2017 ISAKOS Biennial Congress ePoster #301
Targeting Fibrosis-Customized Platelet-Rich Plasma for Optimized Skeletal Muscle Healing
Hongshuai Li, MD, PhD, Pittsburgh, PA UNITED STATES
Justin Hicks, BS, Winston-Salem, NC UNITED STATES
MaCalus V. Hogan, MD, MBA, Pittsburgh, PA UNITED STATES
Johnny Huard, PhD, Houston, TX UNITED STATES
University of Pittsburgh, Pittsburgh, PA, UNITED STATES
FDA Status Not Applicable
Neutralizing TGF-1 within PRP significantly promotes muscle regeneration while significantly reducing fibrosis.
Muscle injuries present very frequently in sports medicine and the current strategies to improve muscle healing are unsatisfactory mainly due to fibrosis. Platelet-Rich-Plasma (PRP) is an autologous whole blood derived bio-agent/biomaterial that is being investigated for use in muscle tissue healing. Although there is little clinical evidence to support its efficacy, autologous PRP has been proposed empirically for the treatment of sports-related muscle injuries due to the abundant autologous growth factors released by PRP. However, besides the beneficial growth factors, PRP also contains high concentrations of “negative/deleterious” cytokines and growth factors such as high concentrations of transforming growth factor-beta 1 (TGF-ß1) shown to be a deleterious agent for optimal skeletal muscle repair. The purpose of this study is to test if neutralizing TGF- ß 1's action within PRP, through neutralization antibodies, could improve PRP's beneficial effect on skeletal muscle repair.

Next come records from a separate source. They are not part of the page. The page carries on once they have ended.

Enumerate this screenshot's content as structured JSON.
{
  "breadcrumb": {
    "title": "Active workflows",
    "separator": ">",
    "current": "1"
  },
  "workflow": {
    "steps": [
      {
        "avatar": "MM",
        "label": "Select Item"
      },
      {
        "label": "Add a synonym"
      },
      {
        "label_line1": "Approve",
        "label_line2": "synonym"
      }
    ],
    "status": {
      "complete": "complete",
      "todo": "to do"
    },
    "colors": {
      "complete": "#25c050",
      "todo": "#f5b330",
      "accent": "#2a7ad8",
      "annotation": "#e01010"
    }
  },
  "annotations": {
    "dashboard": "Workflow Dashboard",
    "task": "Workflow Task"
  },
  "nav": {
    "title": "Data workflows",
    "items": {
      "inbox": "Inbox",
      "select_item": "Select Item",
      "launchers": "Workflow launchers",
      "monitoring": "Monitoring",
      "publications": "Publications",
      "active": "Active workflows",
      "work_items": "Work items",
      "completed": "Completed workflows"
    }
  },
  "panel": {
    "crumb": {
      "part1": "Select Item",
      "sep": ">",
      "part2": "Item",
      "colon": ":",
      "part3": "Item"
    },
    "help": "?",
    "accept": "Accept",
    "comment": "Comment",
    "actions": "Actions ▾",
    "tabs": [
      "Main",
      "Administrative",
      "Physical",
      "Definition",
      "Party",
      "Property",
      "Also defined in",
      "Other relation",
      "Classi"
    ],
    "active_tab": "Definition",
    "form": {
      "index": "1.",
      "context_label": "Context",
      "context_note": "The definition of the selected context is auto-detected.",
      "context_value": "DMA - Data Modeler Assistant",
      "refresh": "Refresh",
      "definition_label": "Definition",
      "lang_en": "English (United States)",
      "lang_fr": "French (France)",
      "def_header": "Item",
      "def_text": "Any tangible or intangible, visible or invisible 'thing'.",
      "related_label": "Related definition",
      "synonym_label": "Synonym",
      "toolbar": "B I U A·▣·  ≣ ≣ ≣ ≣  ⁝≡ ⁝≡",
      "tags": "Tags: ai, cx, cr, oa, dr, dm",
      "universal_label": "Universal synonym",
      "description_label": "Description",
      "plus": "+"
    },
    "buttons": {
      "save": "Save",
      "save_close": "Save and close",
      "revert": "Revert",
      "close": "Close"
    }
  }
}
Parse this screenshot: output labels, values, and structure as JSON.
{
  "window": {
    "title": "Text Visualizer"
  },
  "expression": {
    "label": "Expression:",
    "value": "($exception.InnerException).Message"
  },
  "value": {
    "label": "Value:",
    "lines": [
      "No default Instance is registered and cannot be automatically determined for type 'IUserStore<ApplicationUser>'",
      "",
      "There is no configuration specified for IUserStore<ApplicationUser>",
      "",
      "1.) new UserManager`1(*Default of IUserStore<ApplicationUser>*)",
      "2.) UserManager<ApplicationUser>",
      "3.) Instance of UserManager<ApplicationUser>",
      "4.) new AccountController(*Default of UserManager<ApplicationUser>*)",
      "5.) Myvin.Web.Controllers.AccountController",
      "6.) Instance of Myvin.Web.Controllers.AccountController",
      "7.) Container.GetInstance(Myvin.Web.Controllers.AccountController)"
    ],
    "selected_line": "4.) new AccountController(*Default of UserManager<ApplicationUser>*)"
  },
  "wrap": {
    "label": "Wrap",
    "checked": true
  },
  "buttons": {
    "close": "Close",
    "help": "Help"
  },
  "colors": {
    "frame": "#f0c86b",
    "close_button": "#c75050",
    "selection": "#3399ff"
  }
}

PRP was isolated from in-bred Fisher rats. TGF-1 neutralization antibody (Ab) was used to block the TGF-b1 within the PRP prior to injection. The effects of customized PRP (TGF-1 neutralized PRP) on muscle healing was tested on a cardiotoxin (CTX) induced muscle injury model.
A significant increase in the numbers of regenerative myofibers was observed in the PRP and customized PRP groups compared to the untreated control. A significant decrease in collagen deposition was observed in customized PRP groups when compared to the control and PRP groups. Significantly enhanced angiogenesis and more Pax-7 positive satellite cells were found in the PRP and customized PRP groups compared to the control group. Macrophage infiltration was increased in the customized PRP groups when compared with the PRP group. More M2 macrophages were recruited to the injury site in the customized PRP groups when compared with the PRP and control groups.
Neutralizing TGF-1 within PRP significantly promotes muscle regeneration while significantly reducing fibrosis. Not only did the neutralization reduce fibrosis, it enhanced angiogenesis, prolonged satellite cell activation, and recruited a greater number of M2 macrophages to the injury site which also contributed to the efficacy that the customized PRP had on muscle healing.
To improve the beneficial effect of PRP through its modification by eliminating bioactive factors known to be deleterious for skeletal muscle will not only provide a novel strategy to obtain optimized muscle healing, but also open the door for a new paradigm of PRP research for other musculoskeletal tissue healing.